Celta de Vigo manager Eduardo Berizzo, who will take on Manchester United in the UEFA Europa League semi-finals

Manchester United, the first sports club to partner with Stonewall, is set to play a club whose manager is infamous for a homophobic rant.

United will face Spanish side Celta de Vigo in this year’s UEFA Europa League semi-final, a team coached by former Argentina international Eduardo Berizzo.

Berizzo, a central defender in his playing career, ended his stint with French club Marseille in 2000 early before returning to play for River Plate in his homeland.

Speaking after getting back to Argentina, he embarked on an extraordinary homophobic tirade to explain why he left France.

“A bunch of f*****s is what you have in French football,” he said.

“There are so many homosexual players there, they always provoke you, they touch your thighs, your bum, to see if you will give some kind of signal.”

The footballer, who played 13 times for his country, added: “I feel disgusted when a homosexual shares the same shower and stares at one’s bum with desire, and even gets emotional when you are naked.”

In March, the most successful team in British football history announced that it will work with Stonewall “to tackle LGBT issues in sport and society”.

After joining in with Stonewall’s Rainbow Laces campaign last year, the club – which is worth £2.2 billion, the third-most in the world – moved to cement its relationship with the charity and the LGBT community.

The partnership will see United’s ground play host to Stonewall’s Rainbow Laces Summit in May, with sports leaders gathering at Old Trafford to gain skills and knowledge for LGBT activism.

It was appropriate that United would be the first British club to partner with Stonewall, considering how iconic the on-field kiss between Gary Neville and Paul Scholes in 2010 has become.

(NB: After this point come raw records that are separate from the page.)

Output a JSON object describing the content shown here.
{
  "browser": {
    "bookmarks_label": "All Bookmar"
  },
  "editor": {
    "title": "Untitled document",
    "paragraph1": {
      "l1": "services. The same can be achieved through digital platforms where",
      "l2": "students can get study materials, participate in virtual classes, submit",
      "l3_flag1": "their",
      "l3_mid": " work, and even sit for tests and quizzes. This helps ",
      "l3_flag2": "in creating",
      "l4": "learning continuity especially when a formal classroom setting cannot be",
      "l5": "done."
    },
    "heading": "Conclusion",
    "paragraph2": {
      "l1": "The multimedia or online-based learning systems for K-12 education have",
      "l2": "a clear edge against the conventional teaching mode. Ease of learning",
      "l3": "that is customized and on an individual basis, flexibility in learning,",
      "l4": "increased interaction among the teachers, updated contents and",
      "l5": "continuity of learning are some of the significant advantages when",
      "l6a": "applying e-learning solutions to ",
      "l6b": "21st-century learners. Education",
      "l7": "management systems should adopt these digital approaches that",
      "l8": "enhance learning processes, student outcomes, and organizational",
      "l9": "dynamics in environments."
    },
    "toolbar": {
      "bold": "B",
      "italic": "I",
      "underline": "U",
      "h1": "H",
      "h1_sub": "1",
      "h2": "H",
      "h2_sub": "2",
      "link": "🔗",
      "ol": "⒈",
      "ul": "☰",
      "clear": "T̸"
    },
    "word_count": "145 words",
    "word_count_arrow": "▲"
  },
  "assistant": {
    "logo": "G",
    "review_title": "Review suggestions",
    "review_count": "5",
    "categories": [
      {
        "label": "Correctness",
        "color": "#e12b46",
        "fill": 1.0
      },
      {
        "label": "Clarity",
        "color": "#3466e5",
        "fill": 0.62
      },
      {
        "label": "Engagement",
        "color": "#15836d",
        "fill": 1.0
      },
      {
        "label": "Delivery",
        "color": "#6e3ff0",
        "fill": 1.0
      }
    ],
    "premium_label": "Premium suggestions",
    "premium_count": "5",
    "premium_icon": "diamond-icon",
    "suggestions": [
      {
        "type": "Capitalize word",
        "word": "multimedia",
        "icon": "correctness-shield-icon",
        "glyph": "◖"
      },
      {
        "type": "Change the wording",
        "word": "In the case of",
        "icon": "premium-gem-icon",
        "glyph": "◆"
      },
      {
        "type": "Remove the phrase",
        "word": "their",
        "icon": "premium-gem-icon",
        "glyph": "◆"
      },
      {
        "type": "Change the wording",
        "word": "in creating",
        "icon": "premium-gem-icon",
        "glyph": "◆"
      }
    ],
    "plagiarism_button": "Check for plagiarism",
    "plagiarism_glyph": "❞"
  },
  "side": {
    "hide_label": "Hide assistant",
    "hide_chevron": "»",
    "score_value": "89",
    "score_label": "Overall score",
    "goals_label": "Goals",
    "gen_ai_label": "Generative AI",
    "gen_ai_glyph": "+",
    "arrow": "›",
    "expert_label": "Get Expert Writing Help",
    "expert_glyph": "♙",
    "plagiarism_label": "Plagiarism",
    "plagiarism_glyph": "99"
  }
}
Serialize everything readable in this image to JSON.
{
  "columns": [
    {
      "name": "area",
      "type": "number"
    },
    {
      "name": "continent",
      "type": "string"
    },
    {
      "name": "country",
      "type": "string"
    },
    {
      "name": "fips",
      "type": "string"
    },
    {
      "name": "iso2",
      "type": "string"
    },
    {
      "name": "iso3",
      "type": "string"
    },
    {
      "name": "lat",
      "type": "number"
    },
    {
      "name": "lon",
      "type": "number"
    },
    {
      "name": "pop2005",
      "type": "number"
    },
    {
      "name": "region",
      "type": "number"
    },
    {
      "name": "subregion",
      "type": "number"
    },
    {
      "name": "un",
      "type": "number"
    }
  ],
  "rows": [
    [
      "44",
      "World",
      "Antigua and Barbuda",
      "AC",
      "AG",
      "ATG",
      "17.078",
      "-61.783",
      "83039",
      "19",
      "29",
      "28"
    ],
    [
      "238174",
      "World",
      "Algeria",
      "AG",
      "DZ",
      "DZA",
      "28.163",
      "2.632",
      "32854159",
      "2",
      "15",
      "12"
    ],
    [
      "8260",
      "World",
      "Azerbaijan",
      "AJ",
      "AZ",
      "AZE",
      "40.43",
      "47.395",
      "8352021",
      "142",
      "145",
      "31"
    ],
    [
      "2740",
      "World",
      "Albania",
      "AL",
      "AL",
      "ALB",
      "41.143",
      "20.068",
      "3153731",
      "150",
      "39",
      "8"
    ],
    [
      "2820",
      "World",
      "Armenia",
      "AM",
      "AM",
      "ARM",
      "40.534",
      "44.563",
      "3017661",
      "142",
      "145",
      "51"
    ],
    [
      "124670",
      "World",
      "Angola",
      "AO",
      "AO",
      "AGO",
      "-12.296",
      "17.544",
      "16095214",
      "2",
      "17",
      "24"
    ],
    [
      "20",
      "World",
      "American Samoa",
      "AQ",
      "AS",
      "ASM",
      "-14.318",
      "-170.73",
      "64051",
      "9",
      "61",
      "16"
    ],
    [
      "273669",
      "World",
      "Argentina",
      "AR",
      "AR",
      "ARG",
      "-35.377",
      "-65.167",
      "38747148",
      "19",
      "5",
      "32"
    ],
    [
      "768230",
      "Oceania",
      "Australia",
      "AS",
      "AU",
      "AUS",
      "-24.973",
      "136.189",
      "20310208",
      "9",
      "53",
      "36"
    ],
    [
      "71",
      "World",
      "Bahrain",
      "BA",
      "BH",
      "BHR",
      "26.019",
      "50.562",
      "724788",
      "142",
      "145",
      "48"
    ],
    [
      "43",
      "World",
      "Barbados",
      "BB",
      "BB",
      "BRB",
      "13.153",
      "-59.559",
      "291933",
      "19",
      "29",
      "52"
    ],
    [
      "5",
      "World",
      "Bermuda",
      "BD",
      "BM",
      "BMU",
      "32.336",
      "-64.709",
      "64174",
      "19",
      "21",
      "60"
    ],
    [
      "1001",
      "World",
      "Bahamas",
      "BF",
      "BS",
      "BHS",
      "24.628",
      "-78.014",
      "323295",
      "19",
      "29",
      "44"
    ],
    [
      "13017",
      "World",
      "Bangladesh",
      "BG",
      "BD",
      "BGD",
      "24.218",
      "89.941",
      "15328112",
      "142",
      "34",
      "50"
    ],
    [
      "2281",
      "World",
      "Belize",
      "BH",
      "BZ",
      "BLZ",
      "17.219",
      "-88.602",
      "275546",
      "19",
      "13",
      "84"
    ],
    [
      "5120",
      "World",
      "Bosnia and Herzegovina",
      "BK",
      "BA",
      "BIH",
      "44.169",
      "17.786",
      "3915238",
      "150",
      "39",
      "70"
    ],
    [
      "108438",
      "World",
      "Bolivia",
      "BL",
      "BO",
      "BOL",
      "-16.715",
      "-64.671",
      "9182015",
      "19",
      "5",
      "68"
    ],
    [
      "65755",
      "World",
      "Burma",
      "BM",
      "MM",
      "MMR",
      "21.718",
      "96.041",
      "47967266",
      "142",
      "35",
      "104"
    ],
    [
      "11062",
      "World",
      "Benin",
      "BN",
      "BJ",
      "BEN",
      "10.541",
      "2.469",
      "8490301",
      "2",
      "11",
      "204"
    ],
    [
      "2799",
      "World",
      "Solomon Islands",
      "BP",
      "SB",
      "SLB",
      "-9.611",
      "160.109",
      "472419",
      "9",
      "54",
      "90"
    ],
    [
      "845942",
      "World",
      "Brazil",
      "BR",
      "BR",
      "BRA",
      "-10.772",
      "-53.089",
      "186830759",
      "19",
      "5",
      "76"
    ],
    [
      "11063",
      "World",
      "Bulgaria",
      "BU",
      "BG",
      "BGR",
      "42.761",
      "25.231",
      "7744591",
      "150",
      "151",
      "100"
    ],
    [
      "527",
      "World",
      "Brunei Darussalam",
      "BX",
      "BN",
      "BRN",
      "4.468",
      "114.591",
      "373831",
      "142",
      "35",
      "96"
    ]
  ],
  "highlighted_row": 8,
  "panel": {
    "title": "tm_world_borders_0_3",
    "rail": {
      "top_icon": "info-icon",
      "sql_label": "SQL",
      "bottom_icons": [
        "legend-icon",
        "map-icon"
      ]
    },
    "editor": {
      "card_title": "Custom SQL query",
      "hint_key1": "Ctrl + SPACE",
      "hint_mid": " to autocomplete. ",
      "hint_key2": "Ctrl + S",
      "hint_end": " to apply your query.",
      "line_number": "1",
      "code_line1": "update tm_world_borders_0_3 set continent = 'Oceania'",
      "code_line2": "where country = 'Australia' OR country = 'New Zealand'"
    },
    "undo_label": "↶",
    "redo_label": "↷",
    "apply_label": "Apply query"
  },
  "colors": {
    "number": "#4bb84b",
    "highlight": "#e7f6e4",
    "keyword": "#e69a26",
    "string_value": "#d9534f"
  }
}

The club was applauded almost across the board for its decision, with footballers, fans and LGBT activists celebrating the club’s decision.

Fans’ reactions to coming up against a manager who has made such homophobic remarks in the past will therefore be interesting.

At the time, Ruth Hunt, Chief Executive of Stonewall, said: “Manchester United’s support means we can reach millions of football fans both here and around the world, to encourage them to do their part in making all people feel welcome in sport.

“It’s crucial for organisations like Manchester United to show they not only welcome LGBT people, but are active in leading the change.”

United supporters were alleged to have chanted “Chelsea Rent Boys” during a game between the teams on March 13, but the police investigation was closed after a day.